In the House, the bill is cosponsored by Rep. Ayanna Pressley, D-Mass., Rep. Nanette Diaz Barragan, D-Calif., Rep. Cori Bush, D-Mo., Rep. Jamaal Bowman, D-N.Y., Rep. Dwight Evans, D-Pa., Rep. Lori Trahan, D-Mass., Rep. Steve Cohen, D-Tenn., Rep. Andre Carson, D-Ind., Rep. Marc Veasey, D-Texas, Rep. Frederica S. Wilson, D-Fla., Rep. Pramila Jayapal, D-Wash., Rep. Jared Huffman, D-Calif., Rep. Robin L. Kelly, D-Ill., and Rep. Emanuel Cleaver, D-Mo.
A full summary of the bill is available here.
The Algorithmic Accountability Act is endorsed by a broad array of experts and civil society organizations: Access Now, Accountable Tech, Aerica Shimizu Banks, Anti-Defamation League, Center for Democracy and Technology (CDT), Color of Change, Consumer Reports, Encode Justice, EPIC, Fight for the Future, IEEE, Montreal AI Ethics Institute, National Hispanic Media Coalition, New America’s Open Technology Institute, Vera and US PIRG.

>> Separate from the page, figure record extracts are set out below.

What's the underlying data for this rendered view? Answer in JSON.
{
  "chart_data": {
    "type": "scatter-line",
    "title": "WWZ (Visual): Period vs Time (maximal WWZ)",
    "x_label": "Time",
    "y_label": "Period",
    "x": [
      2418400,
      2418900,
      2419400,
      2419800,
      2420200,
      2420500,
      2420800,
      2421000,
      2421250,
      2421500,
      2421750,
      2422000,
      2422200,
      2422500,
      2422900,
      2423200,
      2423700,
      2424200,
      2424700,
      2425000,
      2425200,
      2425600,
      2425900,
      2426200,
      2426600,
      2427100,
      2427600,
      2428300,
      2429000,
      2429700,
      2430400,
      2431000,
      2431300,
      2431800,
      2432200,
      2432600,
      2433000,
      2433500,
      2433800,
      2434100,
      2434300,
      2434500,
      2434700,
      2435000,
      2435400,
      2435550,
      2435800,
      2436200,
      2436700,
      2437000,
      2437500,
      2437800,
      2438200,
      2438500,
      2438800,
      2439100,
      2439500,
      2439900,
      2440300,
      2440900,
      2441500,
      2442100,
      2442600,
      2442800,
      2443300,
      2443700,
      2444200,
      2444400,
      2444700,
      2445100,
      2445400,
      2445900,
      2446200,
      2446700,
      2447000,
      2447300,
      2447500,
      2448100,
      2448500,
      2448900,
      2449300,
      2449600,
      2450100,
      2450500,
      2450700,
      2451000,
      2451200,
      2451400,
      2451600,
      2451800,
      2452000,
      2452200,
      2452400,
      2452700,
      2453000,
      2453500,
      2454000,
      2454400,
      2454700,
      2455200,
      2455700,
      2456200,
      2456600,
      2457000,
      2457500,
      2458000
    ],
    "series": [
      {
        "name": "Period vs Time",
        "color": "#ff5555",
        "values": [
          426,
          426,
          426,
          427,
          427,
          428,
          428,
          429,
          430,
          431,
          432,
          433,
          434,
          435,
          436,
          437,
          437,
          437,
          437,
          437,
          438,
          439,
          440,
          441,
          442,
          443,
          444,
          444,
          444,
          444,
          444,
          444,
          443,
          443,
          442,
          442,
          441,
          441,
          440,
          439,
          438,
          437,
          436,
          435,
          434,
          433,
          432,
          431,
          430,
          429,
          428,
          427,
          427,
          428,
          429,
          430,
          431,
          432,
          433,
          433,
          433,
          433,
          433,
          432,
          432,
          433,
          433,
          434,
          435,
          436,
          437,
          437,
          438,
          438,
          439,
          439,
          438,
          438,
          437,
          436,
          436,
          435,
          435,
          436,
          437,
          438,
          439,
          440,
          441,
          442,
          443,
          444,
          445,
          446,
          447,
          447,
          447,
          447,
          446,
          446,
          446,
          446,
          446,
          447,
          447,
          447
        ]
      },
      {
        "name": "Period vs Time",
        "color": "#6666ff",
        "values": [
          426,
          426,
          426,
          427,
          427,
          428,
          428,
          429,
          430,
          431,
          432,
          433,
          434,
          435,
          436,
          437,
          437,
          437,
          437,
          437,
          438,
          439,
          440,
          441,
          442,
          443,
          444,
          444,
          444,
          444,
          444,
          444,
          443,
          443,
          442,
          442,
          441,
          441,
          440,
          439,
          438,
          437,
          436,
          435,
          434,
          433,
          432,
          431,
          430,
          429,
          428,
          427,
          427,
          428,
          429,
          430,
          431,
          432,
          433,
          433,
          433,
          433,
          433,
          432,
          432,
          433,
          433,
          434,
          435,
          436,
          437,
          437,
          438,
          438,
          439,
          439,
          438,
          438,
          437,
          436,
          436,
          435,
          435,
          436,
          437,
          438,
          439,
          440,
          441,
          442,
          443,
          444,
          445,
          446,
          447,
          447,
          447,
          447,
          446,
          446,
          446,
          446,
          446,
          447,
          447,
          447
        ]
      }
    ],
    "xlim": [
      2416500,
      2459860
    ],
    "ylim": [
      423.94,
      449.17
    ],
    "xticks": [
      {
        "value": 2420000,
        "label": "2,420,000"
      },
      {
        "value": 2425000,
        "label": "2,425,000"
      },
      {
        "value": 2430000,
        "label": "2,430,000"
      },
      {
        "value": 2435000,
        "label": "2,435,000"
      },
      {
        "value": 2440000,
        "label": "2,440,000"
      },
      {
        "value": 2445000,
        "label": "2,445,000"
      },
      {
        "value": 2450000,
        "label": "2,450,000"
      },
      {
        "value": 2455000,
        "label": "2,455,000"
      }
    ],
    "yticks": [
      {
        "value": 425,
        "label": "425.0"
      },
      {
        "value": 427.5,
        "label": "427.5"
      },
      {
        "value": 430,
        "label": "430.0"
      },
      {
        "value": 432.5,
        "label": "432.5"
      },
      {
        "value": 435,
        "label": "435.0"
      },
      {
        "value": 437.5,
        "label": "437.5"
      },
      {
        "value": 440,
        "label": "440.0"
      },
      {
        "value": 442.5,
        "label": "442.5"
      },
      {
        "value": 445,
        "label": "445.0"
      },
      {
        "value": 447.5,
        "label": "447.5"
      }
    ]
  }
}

“As AI and generative AI systems become mainstreamed and popularized, we must ensure there are appropriate safeguards put in place,” said Ya?l Eisenstat, Vice President of the Anti-Defamation League’s Center for Tech & Society. “We have already seen how social media platforms leverage AI-powered systems without any real accountability and, at times, spread hate and antisemitism as a result. We need transparency into how these systems operate and guardrails around what they can and cannot do. Senator Wyden’s Algorithmic Accountability Act is an important effort to provide the public with needed information on how these systems are being used and the assurance that companies are monitoring the impacts of these new technologies.”
“Poorly designed algorithms can result in inaccurate outcomes, inconsistent results, serious discriminatory impacts, and other harms,” said Justin Brookman, Director of Technology Policy at Consumer Reports. “The Algorithmic Accountability Act is an important foundation to provide researchers and policymakers with the tools to identify who can be impacted by these emerging technologies and how. We look forward to continue working with the sponsors of the bill to seek out the most effective ways to mitigate algorithmic harm.”